I made a free Chinese reading tool after trying to get through The Hunger Games almost drove me crazy.
Any Chinese (or, I assume, Japanese) learner will tell you there's a frustrating uncanny valley where you're good enough to start pursuing "real" reading material, but there are just too many unknown characters to actually make it through.
What I'm really working toward with this is something where you can upload an EPUB and it will give you a modified EPUB with exactly, and only, the language help that you need added as text annotations (called "rubies" typographically).
Probably the world's most niche web app, but hey -- for those in this specific situation, it's a real struggle.
I hacked it together pretty quickly, so if this gets any sizable load from HN I'm sure it will crash, but I would LOVE feedback from Chinese learners out there!
I tried to construct an example sentence demonstrating multiple issues: 几百个人中没有一个愿意帮李苧。 https://www.mandopando.com/file/ffa240af-2713-4d75-b1a9-b62e... (I used the Simplified Chinese view; having to explicitly select it when the input was already Simplified Chinese was a bit weird.)
几 jī "small table" should be jǐ "a few"
个人 gě rén "individual" should be 个 gè "measure word" + 人 rén "human"
中 zhōng "China" should be "among"
个 gě "used in 自個兒|自个儿" should be gè "measure word"
李 lǐ "plum" should probably be "surname Li"
苎 zhù "Boehmeria nivea" should be 苧 níng "tangled" (苧 is an edge case I like to use for testing, see https://en.wikipedia.org/wiki/Ambiguities_in_Chinese_charact... for more)
(Not being able to select ruby text was a bit annoying when making this list.)

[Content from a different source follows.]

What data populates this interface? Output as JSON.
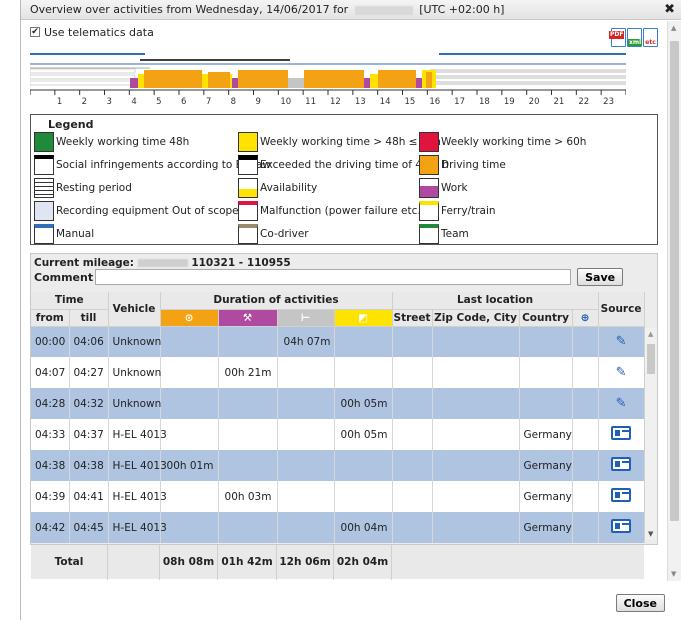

The translation "used in 自個兒|自个儿" makes me think you're probably using a dictionary based on CC-CEDICT, but the third tone on the 个 in 个人 suggests that it's probably an older version with many errors, so you should be able to improve the quality a bit by using the latest release https://www.mdbg.net/chinese/dictionary?page=cc-cedict
Based on the pinyin for 几 and 个 I suspect you're sorting possible candidates lexicographically and picking the first (ji1 < ji3, ge3 < ge4). If you have a lot of free time you can just make a big list of the best choice for common words, or crib my work here: https://github.com/Tatoeba/sinoparserd/pull/2
But there will always be some instances where your choice of dictionary entry will turn out to be incorrect, so I think it would be nice to have a way to see alternative possible interpretations.